Another thing many seemed to agree that the Wiki concept won't die but Wikis as we know it may completly vanish in the next years and even the word might go away. People where talking about seeing wiki feature being integrated in all kinds of products and being extended beyond editing texts. On thing I especially like was about differentiating between wiki as a tool and Wiki as a concept and the implication that the tool will probably evolve much faster than the concept.
And a final point coming up in the discussion was that not only tools and concept of Wikis may change but that the most impact will be done by how the users will change. An example where school kids now growing up with Wiki techology instead of getining it to know at highscool and how todays schoolkids will work with wikis in Highschool will be totally different from today.
Open Space
I was a bit disapointed on how Open Space worked out today. Only very few people suggested new topics and of the suggested topics only a few really happened. But I found some interesting discussions to join non the less.
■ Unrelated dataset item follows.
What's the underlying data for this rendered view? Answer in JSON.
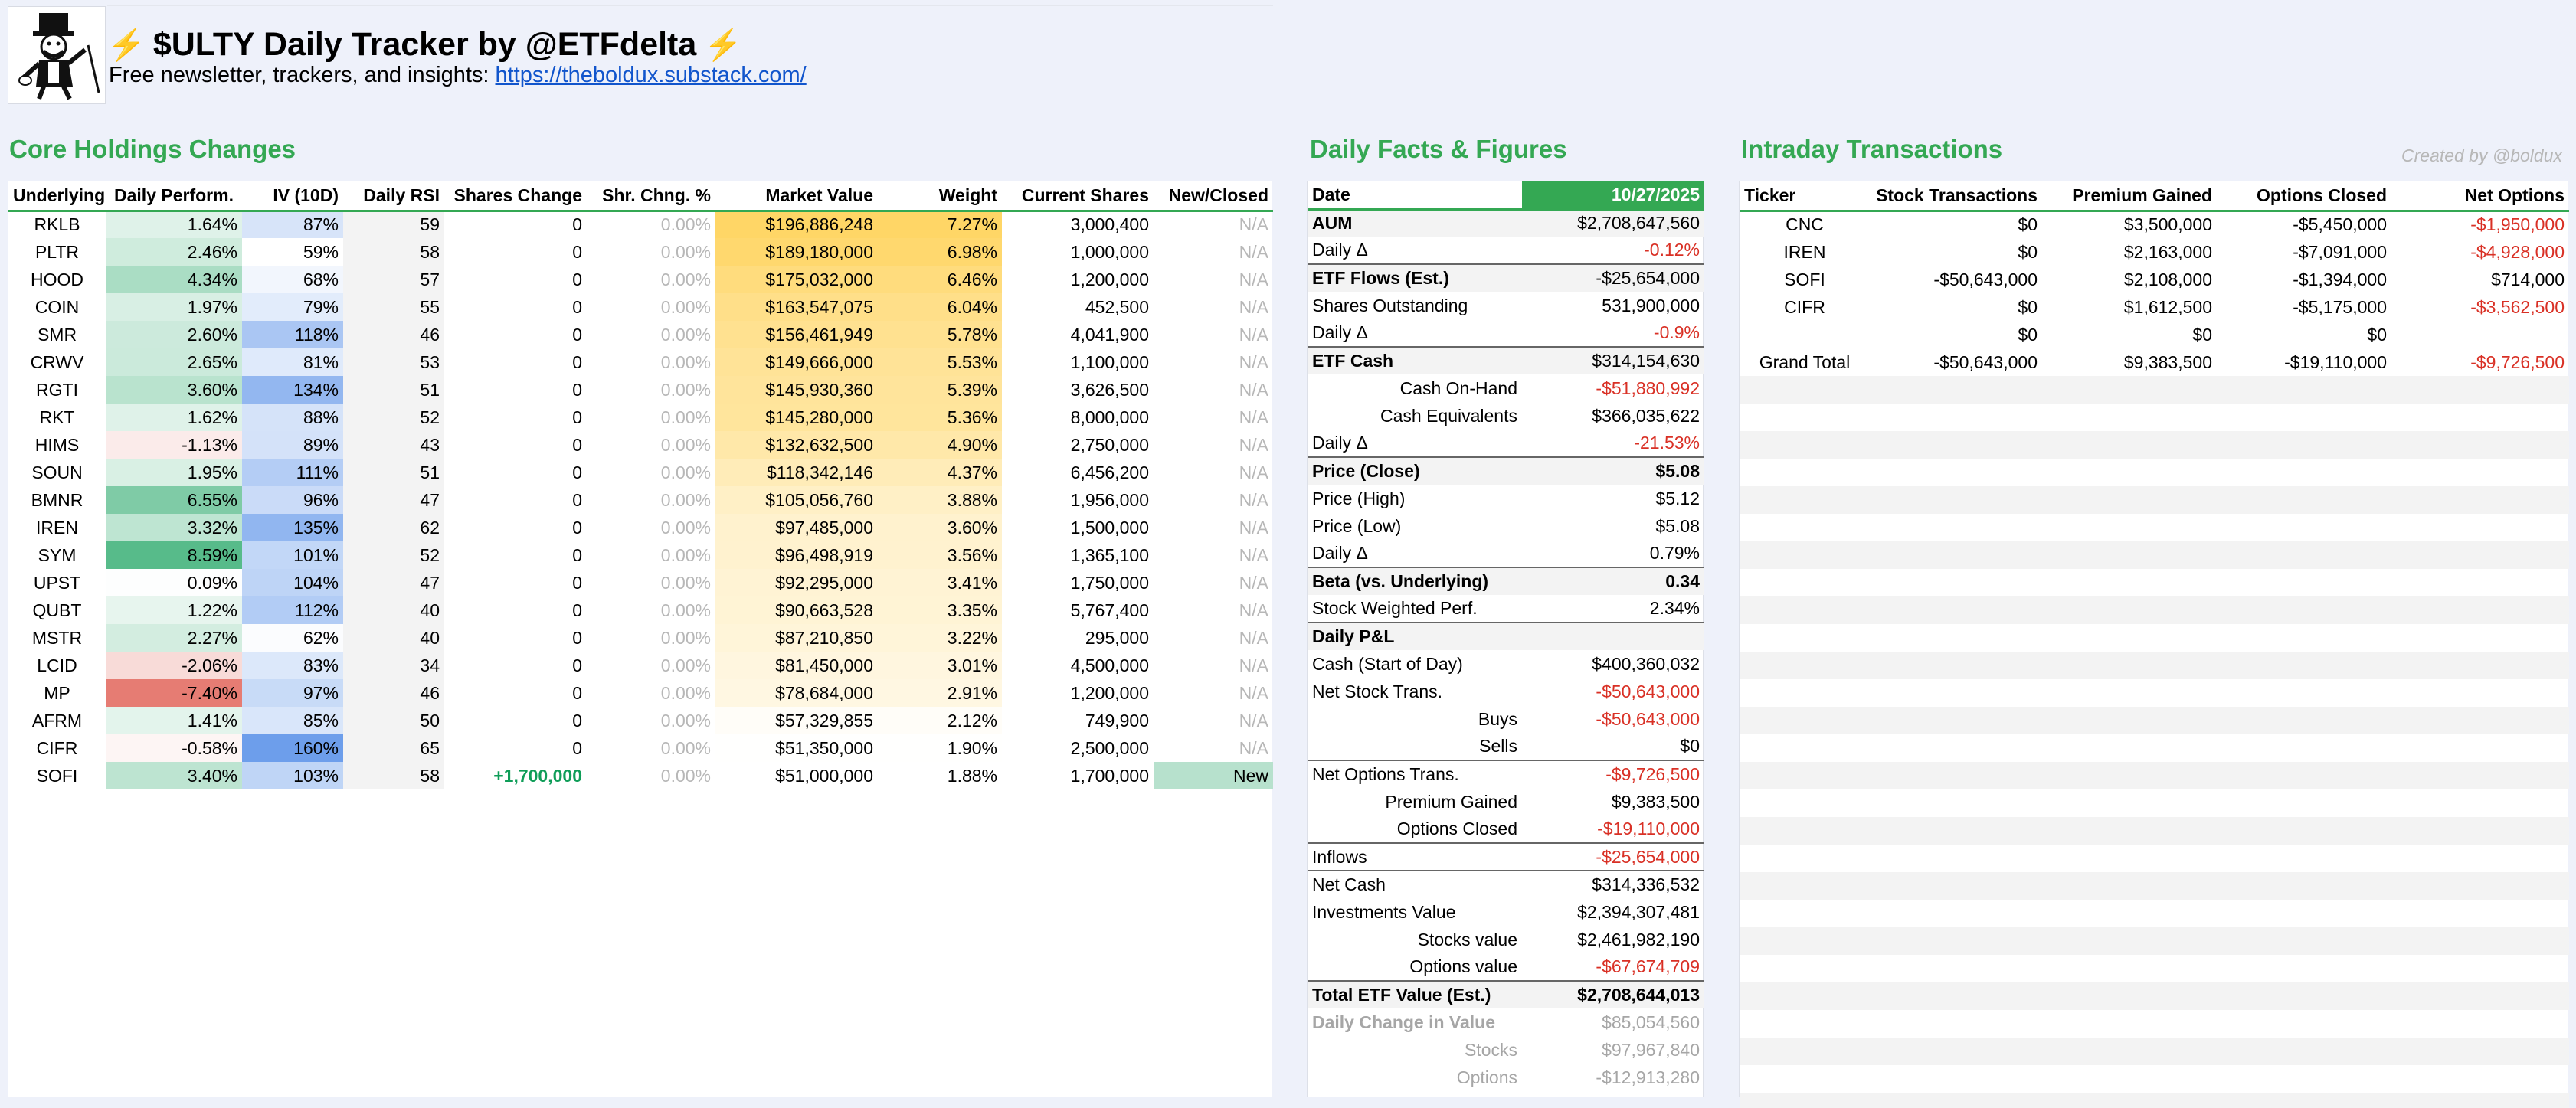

One discussion which wasn't a planned open space event but came up somewhat spontanously was about Wiki Creole a supposed simple common denominator for Wiki markup but I won't talk about much it now because I will have to say much more about it tommorrow after attending the appropriate workshop.
Another discussion with Alex Schroeder, Angela Beesly and others took up the idea of Wiki Ohana I talked about yesterday. The question was how to build the feeling of a global interwiki community and how using welcome messages as one aspect of the effort.
HyperScope
The final panel for today was presented by Doug Engelbart (inventor of the mouse and many other things) and Eugene Kim. Doug was joing through a Video conference from the USA. Unfortunately the tech had so much problems (sound not working, stutters, video not playing, and anything else you can imagine) it was really hard to follow Doughs talk. However the second part by Eugene was really interesting as it introduced a new way to display Wiki content by breaking it down into smaller chunks and making it possible to link to certain chunks of data and also making it possible to link to certain view on the data. In fact the whole thing seems to be a continuation of Eugenes purple number thingy. I don't want to go into any more detail now because it's really late already and I need to get some sleep now but the system, called Hyperscope, is supposed to be publically available on September the first at hyperscope.org.